Last year I met Kevin Blum, a shy Toms River kid who barely came up to my elbow. I was writing a story on his brother KB's travel baseball team, and sometimes Kevin would tag along. On a cloudless August evening last summer, I went with his father, Karl, to watch Kevin play for an all-star team. The poor kid almost didn't play because he consumed too much ice cream prior to game time. He toughed it out and his team won.
A year later, almost to the day, Kevin hit four home runs and drove in ten RBIs for Toms River in a Little League World Series qualifier. This weekend, Kevin's team begins play in the Little League World Series on ESPN.

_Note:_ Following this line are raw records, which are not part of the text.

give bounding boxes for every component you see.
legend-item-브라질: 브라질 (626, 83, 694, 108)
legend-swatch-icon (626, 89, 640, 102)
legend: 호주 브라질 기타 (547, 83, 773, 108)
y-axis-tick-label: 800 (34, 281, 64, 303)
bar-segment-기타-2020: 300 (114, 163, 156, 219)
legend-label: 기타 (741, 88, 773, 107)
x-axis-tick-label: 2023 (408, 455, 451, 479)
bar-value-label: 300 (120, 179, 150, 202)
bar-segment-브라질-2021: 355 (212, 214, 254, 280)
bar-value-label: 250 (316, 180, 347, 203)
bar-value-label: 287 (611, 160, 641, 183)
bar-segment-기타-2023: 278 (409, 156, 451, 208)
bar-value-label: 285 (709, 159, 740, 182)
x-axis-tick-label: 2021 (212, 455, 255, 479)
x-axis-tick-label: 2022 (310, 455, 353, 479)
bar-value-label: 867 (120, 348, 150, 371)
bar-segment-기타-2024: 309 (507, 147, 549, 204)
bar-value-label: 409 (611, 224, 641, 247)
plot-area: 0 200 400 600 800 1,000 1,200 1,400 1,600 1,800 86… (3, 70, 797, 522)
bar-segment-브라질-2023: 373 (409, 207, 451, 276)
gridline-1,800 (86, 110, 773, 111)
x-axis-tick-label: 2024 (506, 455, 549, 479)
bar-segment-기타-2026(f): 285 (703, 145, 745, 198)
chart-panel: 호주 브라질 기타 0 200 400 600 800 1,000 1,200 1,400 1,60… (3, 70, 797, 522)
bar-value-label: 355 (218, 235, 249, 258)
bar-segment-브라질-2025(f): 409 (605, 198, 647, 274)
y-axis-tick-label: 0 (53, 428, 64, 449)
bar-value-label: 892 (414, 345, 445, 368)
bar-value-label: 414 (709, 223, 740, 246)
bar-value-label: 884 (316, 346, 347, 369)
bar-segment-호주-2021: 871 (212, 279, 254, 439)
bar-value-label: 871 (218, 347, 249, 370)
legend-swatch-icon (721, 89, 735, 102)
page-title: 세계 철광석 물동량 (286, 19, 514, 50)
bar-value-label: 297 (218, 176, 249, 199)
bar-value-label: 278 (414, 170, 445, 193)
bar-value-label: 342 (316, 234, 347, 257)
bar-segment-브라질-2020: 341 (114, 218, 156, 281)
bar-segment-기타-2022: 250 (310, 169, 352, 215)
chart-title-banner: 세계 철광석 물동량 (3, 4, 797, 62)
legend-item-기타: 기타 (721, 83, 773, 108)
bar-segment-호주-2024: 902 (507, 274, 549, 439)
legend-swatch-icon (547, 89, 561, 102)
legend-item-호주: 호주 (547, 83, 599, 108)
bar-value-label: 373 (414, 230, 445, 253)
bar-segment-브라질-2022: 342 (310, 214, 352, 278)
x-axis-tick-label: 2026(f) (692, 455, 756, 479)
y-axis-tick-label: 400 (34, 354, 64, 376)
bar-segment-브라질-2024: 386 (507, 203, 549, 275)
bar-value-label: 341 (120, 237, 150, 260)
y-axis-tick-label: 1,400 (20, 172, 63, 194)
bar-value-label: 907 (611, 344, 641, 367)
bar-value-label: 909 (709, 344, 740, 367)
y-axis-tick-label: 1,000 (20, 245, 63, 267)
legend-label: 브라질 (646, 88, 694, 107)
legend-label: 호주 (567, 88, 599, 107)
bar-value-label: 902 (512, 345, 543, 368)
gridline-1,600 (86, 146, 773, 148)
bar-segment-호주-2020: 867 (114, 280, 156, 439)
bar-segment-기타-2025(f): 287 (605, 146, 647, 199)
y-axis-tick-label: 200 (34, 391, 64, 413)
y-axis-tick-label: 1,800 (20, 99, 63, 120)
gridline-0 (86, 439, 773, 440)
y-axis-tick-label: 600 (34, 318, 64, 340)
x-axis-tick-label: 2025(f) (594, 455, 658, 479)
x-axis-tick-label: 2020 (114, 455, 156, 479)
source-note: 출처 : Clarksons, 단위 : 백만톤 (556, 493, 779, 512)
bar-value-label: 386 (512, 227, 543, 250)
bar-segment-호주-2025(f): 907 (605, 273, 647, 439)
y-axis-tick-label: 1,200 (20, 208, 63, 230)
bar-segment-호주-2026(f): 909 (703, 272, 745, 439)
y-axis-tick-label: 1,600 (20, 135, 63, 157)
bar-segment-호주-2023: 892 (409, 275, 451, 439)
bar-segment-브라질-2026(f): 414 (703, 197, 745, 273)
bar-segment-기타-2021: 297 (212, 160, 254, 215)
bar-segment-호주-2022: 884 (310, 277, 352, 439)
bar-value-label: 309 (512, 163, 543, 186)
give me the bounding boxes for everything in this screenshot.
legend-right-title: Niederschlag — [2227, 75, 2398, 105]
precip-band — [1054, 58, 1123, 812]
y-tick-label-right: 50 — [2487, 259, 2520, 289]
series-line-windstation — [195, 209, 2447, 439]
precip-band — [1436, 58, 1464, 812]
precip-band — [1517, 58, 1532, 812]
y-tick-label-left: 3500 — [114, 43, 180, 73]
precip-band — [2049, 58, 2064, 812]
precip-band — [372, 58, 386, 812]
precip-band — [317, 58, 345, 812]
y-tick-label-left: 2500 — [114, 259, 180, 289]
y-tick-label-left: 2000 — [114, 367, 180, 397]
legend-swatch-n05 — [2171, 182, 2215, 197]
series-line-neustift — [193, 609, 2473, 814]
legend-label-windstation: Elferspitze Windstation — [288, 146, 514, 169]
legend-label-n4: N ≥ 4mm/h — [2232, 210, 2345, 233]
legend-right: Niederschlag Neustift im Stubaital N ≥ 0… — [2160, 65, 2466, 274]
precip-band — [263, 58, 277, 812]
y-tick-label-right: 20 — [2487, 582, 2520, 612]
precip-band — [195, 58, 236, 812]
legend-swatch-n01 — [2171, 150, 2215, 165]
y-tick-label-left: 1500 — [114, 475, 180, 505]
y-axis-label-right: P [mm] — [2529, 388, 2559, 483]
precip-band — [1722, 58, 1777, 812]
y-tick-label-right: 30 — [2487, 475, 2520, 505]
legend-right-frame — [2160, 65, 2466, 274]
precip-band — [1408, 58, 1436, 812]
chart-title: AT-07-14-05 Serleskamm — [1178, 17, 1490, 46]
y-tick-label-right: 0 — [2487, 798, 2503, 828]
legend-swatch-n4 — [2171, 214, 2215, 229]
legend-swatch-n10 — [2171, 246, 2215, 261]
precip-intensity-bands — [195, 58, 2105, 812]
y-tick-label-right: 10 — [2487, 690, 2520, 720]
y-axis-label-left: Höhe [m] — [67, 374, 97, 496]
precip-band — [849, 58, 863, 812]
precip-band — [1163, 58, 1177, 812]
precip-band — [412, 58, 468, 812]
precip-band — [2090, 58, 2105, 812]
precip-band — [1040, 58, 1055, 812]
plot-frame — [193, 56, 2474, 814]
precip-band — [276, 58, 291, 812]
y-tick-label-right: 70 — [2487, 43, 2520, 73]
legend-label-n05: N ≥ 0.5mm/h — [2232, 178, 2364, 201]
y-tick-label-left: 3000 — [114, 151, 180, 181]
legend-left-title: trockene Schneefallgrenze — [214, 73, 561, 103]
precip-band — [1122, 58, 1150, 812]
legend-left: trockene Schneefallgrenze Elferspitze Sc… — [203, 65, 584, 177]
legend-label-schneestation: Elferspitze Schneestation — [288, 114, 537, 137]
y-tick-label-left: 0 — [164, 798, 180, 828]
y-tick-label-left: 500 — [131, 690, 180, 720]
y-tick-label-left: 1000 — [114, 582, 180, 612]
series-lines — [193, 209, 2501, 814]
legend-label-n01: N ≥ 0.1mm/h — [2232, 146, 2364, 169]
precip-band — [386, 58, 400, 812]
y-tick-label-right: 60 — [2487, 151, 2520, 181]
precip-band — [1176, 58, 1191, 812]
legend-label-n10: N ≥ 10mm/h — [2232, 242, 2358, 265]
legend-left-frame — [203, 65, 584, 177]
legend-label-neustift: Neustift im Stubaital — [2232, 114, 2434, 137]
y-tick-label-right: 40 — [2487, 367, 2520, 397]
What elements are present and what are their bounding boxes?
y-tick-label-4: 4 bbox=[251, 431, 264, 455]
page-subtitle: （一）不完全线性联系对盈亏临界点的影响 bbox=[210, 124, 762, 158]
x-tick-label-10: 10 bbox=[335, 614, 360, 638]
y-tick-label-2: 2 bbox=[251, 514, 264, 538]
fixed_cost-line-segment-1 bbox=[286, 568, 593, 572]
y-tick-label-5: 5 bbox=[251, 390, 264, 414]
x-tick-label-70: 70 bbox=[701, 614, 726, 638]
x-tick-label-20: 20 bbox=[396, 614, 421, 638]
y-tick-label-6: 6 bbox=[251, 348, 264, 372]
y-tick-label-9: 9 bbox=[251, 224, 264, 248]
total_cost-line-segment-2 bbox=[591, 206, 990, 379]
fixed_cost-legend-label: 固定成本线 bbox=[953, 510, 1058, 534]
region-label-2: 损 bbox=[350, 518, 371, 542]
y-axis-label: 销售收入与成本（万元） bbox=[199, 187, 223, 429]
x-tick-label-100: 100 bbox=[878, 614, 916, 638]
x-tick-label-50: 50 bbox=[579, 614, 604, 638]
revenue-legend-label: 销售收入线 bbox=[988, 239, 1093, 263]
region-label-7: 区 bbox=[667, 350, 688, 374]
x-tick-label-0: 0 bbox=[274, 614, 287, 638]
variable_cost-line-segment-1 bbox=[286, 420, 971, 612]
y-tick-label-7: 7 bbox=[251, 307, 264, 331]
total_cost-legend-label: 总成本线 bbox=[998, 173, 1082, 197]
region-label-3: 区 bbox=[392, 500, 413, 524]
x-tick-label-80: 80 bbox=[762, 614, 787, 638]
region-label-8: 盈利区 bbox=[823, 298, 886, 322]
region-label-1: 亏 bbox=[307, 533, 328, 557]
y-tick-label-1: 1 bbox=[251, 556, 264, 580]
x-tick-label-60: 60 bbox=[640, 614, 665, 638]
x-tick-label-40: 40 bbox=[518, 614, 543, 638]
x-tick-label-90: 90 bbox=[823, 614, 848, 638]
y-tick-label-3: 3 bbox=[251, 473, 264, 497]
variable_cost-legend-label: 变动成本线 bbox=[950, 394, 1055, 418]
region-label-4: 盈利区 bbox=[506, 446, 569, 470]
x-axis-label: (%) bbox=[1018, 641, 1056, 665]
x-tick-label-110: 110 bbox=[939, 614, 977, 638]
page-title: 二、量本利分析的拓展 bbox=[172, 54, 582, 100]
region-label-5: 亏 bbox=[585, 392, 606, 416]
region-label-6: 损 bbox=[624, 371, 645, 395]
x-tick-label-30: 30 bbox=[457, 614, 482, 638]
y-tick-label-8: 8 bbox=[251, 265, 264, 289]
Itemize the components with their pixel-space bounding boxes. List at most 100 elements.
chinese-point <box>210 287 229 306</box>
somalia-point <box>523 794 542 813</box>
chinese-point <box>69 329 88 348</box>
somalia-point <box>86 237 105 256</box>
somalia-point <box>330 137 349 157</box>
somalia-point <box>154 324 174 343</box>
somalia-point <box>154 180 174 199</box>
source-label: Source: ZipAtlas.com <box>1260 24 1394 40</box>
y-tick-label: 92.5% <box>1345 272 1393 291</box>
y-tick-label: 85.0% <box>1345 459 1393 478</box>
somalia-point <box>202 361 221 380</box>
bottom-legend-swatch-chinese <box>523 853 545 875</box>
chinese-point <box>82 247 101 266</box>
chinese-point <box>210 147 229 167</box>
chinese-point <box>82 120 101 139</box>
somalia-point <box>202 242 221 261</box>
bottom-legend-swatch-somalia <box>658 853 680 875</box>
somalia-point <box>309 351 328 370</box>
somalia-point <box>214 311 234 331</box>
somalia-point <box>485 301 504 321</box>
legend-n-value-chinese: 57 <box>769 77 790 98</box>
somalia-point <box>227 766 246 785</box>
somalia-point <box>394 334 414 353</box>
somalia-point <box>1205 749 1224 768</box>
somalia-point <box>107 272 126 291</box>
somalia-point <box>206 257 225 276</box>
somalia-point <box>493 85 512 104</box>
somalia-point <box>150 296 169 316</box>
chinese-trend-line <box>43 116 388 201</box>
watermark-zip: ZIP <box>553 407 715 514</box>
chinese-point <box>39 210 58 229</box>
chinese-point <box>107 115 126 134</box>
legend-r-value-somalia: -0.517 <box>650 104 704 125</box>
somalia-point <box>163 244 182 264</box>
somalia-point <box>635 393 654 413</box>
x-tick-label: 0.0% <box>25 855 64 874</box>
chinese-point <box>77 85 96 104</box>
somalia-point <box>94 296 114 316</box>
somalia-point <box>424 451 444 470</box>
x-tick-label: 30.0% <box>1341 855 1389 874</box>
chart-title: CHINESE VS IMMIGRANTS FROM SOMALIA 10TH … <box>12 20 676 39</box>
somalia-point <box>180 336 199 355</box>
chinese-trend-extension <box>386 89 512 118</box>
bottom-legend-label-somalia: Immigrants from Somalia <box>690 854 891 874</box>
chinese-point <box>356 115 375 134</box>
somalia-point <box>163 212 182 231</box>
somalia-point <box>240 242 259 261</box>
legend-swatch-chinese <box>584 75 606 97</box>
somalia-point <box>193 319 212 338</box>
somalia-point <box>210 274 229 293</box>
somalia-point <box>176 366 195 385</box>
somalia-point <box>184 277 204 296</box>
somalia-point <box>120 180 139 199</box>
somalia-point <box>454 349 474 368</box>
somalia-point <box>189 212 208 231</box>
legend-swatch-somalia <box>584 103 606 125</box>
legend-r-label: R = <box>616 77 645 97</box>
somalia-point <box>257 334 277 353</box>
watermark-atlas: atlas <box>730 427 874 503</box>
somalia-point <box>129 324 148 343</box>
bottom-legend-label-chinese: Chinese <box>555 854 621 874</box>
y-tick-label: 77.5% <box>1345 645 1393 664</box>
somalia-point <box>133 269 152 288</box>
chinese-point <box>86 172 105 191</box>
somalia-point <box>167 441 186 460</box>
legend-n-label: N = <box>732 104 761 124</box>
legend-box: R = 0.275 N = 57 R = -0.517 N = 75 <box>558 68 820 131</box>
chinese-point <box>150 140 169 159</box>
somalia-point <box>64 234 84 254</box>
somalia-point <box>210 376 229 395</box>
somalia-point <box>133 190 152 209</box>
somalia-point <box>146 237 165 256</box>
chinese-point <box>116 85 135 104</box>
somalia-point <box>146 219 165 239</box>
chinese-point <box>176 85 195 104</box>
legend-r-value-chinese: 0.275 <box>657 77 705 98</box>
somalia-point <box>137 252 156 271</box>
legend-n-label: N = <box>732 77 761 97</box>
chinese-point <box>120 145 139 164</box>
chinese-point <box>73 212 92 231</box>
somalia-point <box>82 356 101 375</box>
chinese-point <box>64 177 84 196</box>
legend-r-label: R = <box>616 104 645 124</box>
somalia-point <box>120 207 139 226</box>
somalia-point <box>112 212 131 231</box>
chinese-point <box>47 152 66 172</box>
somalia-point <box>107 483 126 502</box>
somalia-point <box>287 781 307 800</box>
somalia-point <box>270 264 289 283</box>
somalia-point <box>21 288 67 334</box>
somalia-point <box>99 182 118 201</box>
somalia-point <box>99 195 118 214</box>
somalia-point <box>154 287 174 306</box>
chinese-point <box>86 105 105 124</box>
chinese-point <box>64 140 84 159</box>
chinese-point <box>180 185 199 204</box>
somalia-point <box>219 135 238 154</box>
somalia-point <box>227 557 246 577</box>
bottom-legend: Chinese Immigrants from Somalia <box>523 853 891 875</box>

But it wasn't just chance. Toms River has a longstanding baseball tradition, sending four teams to the LLWS since 1995 and winning the title in 1998. More important, at home Karl Blum built a state-of-the-art practice facility for KB and Kevin that included a batting cage, a pitching mound, and stadium lights for nighttime workouts. The third story of the family's house has been converted from a media room into an indoor training facility. No matter how cold it got outside, Karl, a surgeon, could still toss Kevin and KB ground balls and have his son hit 50 pitches a day into a net. Every afternoon, he usually takes one of his kids to a nearby field for an hour of extra hitting and fielding.
For such a hyper-involved dad, Karl was remarkably quiet at his sons' games. He liked to stand in the back row and read stories on his Kindle while his kids played. This year is a little different: He's an assistant coach on Kevin's team. When KB's story was first published, there was the usual debate on whether Karl was taking away part of his kids' childhood by emphasizing baseball too much. Folks had a point, but the joy on Kevin's face last week when the team advanced to Williamsport suggests he is having the time of his life.
And that seems like a pretty fair definition of good parenting.